Long because each minute felt like an eternity when spent without friends, without family, without anybody but the handful of people who stumbled into Bill's summoning circle. Long because when he did get to interact with his loved ones, it was to do terrible things to them, and he knew just how those actions would ruin their lives, had seen it all play out before from the other side. Long because there was nothing left for him to do but act as fate's puppet, left waiting in the wings in between acts.

Short because Alcor knew what awaited him at the end of those thirty years, knew down to the minute when the show would come to an end. Though he'd lived far longer than he would have without the Transcendence, longer than any human was meant to live, when the certainty of death lingered over him, it suddenly felt like not nearly enough, like it had passed in the blink of an eye. A world of possibilities out there, and he would never get to do more than scratch the surface. After agonizing years spent having to come to terms with his own immortality, now he faced a reminder that he was not so invincible after all.

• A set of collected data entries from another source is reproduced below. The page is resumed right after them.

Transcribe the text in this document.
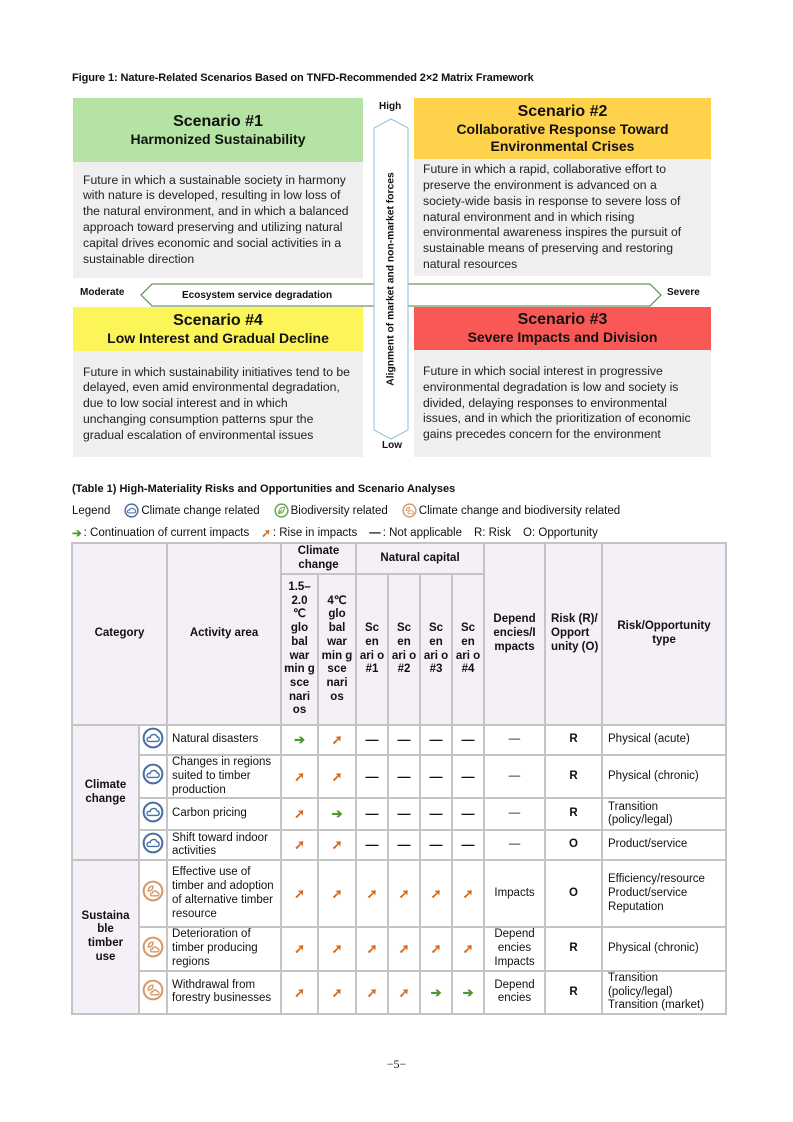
Figure 1: Nature-Related Scenarios Based on TNFD-Recommended 2×2 Matrix Framework
Scenario #1
Harmonized Sustainability
Future in which a sustainable society in harmony with nature is developed, resulting in low loss of the natural environment, and in which a balanced approach toward preserving and utilizing natural capital drives economic and social activities in a sustainable direction
Scenario #2
Collaborative Response Toward Environmental Crises
Future in which a rapid, collaborative effort to preserve the environment is advanced on a society-wide basis in response to severe loss of natural environment and in which rising environmental awareness inspires the pursuit of sustainable means of preserving and restoring natural resources
Scenario #4
Low Interest and Gradual Decline
Future in which sustainability initiatives tend to be delayed, even amid environmental degradation, due to low social interest and in which unchanging consumption patterns spur the gradual escalation of environmental issues
Scenario #3
Severe Impacts and Division
Future in which social interest in progressive environmental degradation is low and society is divided, delaying responses to environmental issues, and in which the prioritization of economic gains precedes concern for the environment
Ecosystem service degradation	Alignment of market and non-market forces
High
Low
Moderate	Severe
(Table 1) High-Materiality Risks and Opportunities and Scenario Analyses
Legend	Climate change related	Biodiversity related	Climate change and biodiversity related
➔ : Continuation of current impacts ➚ : Rise in impacts — : Not applicable R: Risk O: Opportunity
Category		Activity area	Climate change		Natural capital				Depend encies/I mpacts	Risk (R)/ Opport unity (O)	Risk/Opportunity type
			1.5– 2.0 ℃ glo bal war min g sce nari os	4℃ glo bal war min g sce nari os	Sc en ari o #1	Sc en ari o #2	Sc en ari o #3	Sc en ari o #4			
Climate change		Natural disasters	➔	➚	—	—	—	—	—	R	Physical (acute)
	Changes in regions suited to timber production	➚	➚	—	—	—	—	—	R	Physical (chronic)
	Carbon pricing	➚	➔	—	—	—	—	—	R	Transition (policy/legal)
	Shift toward indoor activities	➚	➚	—	—	—	—	—	O	Product/service
Sustaina ble timber use		Effective use of timber and adoption of alternative timber resource	➚	➚	➚	➚	➚	➚	Impacts	O	Efficiency/resource Product/service Reputation
	Deterioration of timber producing regions	➚	➚	➚	➚	➚	➚	Depend encies Impacts	R	Physical (chronic)
	Withdrawal from forestry businesses	➚	➚	➚	➚	➔	➔	Depend encies	R	Transition (policy/legal) Transition (market)
−5−
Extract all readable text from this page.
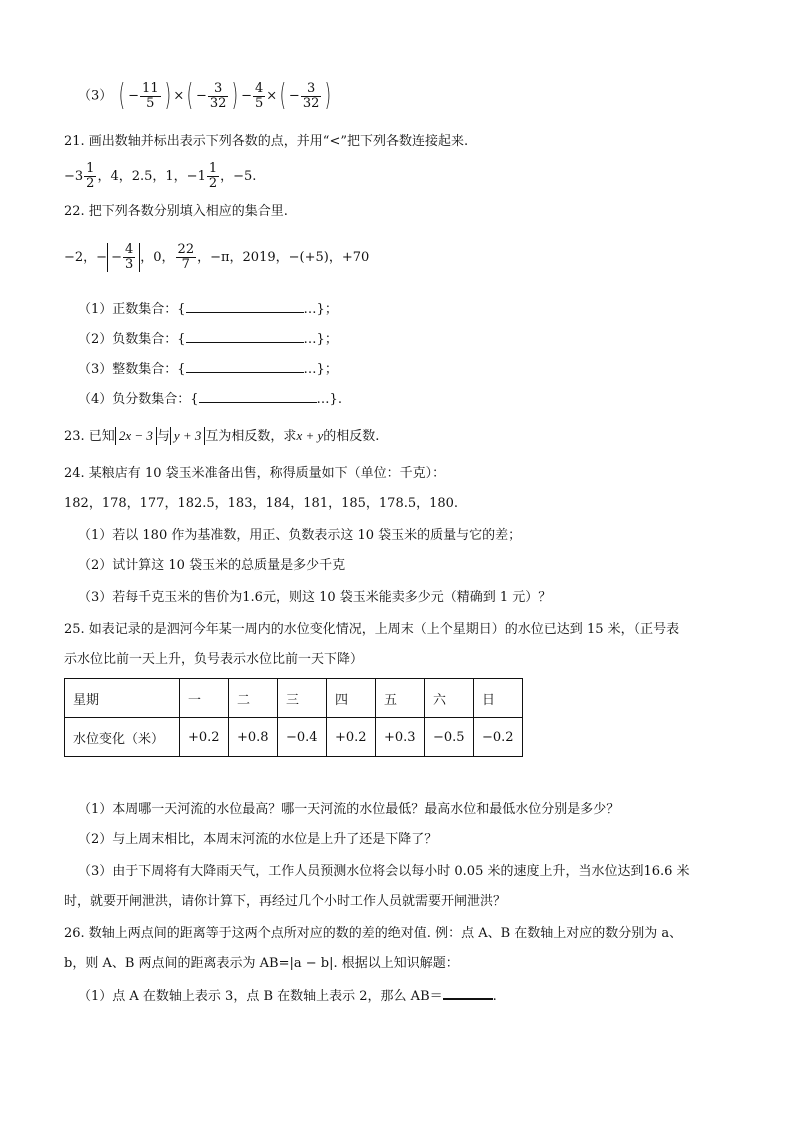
（3） ( − $\frac{11}{5}$ ) ×( − $\frac{3}{32}$ ) − $\frac{4}{5}$ ×( − $\frac{3}{32}$ )
21. 画出数轴并标出表示下列各数的点，并用“<”把下列各数连接起来.
$-3 \frac{1}{2}$ ，4，2.5，1，$-1 \frac{1}{2}$ ，−5.
22. 把下列各数分别填入相应的集合里.
−2，− − $\frac{4}{3}$ ，0， $\frac{22}{7}$ ，−π，2019，−(+5)，+70
（1）正数集合：{	…}；
（2）负数集合：{	…}；
（3）整数集合：{	…}；
（4）负分数集合：{	…}.
23. 已知 2x − 3 与 y + 3 互为相反数，求x + y的相反数.
24. 某粮店有 10 袋玉米准备出售，称得质量如下（单位：千克）：
182，178，177，182.5，183，184，181，185，178.5，180.
（1）若以 180 作为基准数，用正、负数表示这 10 袋玉米的质量与它的差；
（2）试计算这 10 袋玉米的总质量是多少千克
（3）若每千克玉米的售价为1.6元，则这 10 袋玉米能卖多少元（精确到 1 元）？
25. 如表记录的是泗河今年某一周内的水位变化情况，上周末（上个星期日）的水位已达到 15 米，（正号表
示水位比前一天上升，负号表示水位比前一天下降）
星期	一	二	三	四	五	六	日
水位变化（米）	+0.2	+0.8	−0.4	+0.2	+0.3	−0.5	−0.2
（1）本周哪一天河流的水位最高？哪一天河流的水位最低？最高水位和最低水位分别是多少？
（2）与上周末相比，本周末河流的水位是上升了还是下降了？
（3）由于下周将有大降雨天气，工作人员预测水位将会以每小时 0.05 米的速度上升，当水位达到16.6 米
时，就要开闸泄洪，请你计算下，再经过几个小时工作人员就需要开闸泄洪？
26. 数轴上两点间的距离等于这两个点所对应的数的差的绝对值. 例：点 A、B 在数轴上对应的数分别为 a、
b，则 A、B 两点间的距离表示为 AB=|a − b|. 根据以上知识解题：
（1）点 A 在数轴上表示 3，点 B 在数轴上表示 2，那么 AB＝	.
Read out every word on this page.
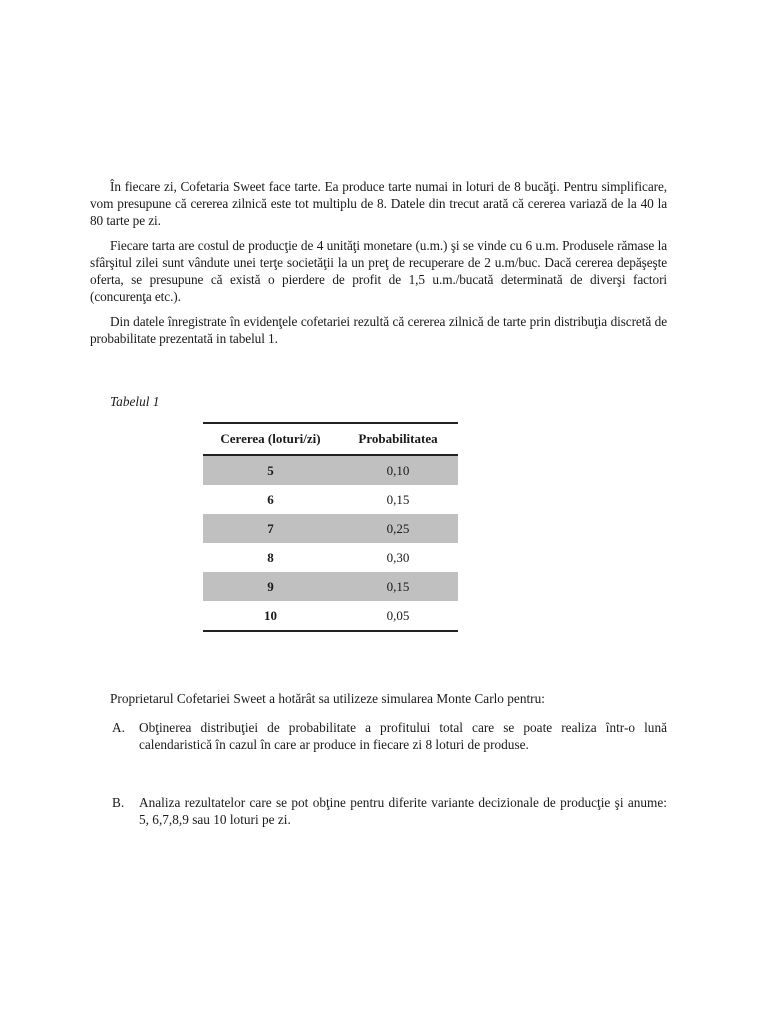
În fiecare zi, Cofetaria Sweet face tarte. Ea produce tarte numai in loturi de 8 bucăţi. Pentru simplificare, vom presupune că cererea zilnică este tot multiplu de 8. Datele din trecut arată că cererea variază de la 40 la 80 tarte pe zi.

Fiecare tarta are costul de producţie de 4 unităţi monetare (u.m.) şi se vinde cu 6 u.m. Produsele rămase la sfârşitul zilei sunt vândute unei terţe societăţii la un preţ de recuperare de 2 u.m/buc. Dacă cererea depăşeşte oferta, se presupune că există o pierdere de profit de 1,5 u.m./bucată determinată de diverşi factori (concurenţa etc.).

Din datele înregistrate în evidenţele cofetariei rezultă că cererea zilnică de tarte prin distribuţia discretă de probabilitate prezentată in tabelul 1.

Tabelul 1

Cererea (loturi/zi)	Probabilitatea
5	0,10
6	0,15
7	0,25
8	0,30
9	0,15
10	0,05

Proprietarul Cofetariei Sweet a hotărât sa utilizeze simularea Monte Carlo pentru:

A.	Obţinerea distribuţiei de probabilitate a profitului total care se poate realiza într-o lună calendaristică în cazul în care ar produce in fiecare zi 8 loturi de produse.
B.	Analiza rezultatelor care se pot obţine pentru diferite variante decizionale de producţie şi anume: 5, 6,7,8,9 sau 10 loturi pe zi.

Eventually, of course, the thirty years ran out, and the day that he so feared came to pass. The day of the Transcendence. The day which was forever seared into his mind, every detail preserved as if it had happened only yesterday. The day in which past and future fought, in which one would emerge forever transformed, and the other not emerging at all.

Alcor knew how this played out, knew everything he had to do, but that didn't make it any easier to nearly destroy the world, nearly destroy his family, nearly destroy himself.

One of the last things that Alcor saw before entering his mental battle with young Dipper was Mabel- his Mizar, his Twin Star, his sister- looking at him with utter hatred in her eyes.

But he didn't have much time to dwell on that before the fight began.

He was supposed to lose. He needed to lose. It was his time, he knew that.

But parts of Alcor's mind weren't willing to just roll over and accept that.

Part of Alcor wanted to rebel against his fate, wanted to survive no matter what the cost, didn't care if the world fell to pieces around him as long as he was there to watch it burn-

Part of Alcor just wanted to give some signal to the outside world before he died, let somebody know what had happened, that he wasn't the evil mastermind that they all saw him as, to replace the hatred in his sister's eyes with understanding and pity, and that was such a small change in the grand scheme of things, that couldn't hurt anything that badly right-

He wanted to live it couldn't end like this he wasn't ready-

But the part of him that accepted his fate, that fought the instinctual urge for survival that pervaded his being, was enough to make it all come crashing down.

Alcor's last thoughts were a jumbled mixture of denial and anger and sorrow and acceptance, all the stages of grief mixed together and muddled until finally coalescing into a single sentence:

So this is it.

And then it was all over.

Death, Alcor found out, wasn't as painful as he had feared, not nearly as much as what had preceded it.

The story proceeded as it always had, as it always would.

The world kept turning.

Tales of Bill Cipher were replaced with tales of Alcor the Dreambender were replaced with tales of other demons, other monsters.

The holes in the fabric of reality quietly, unceremoniously stitched themselves back together.

And over the course of thousands of years, a soul divided unlike any other- victim and villain, man and demon, killer and killed- pieced itself back together.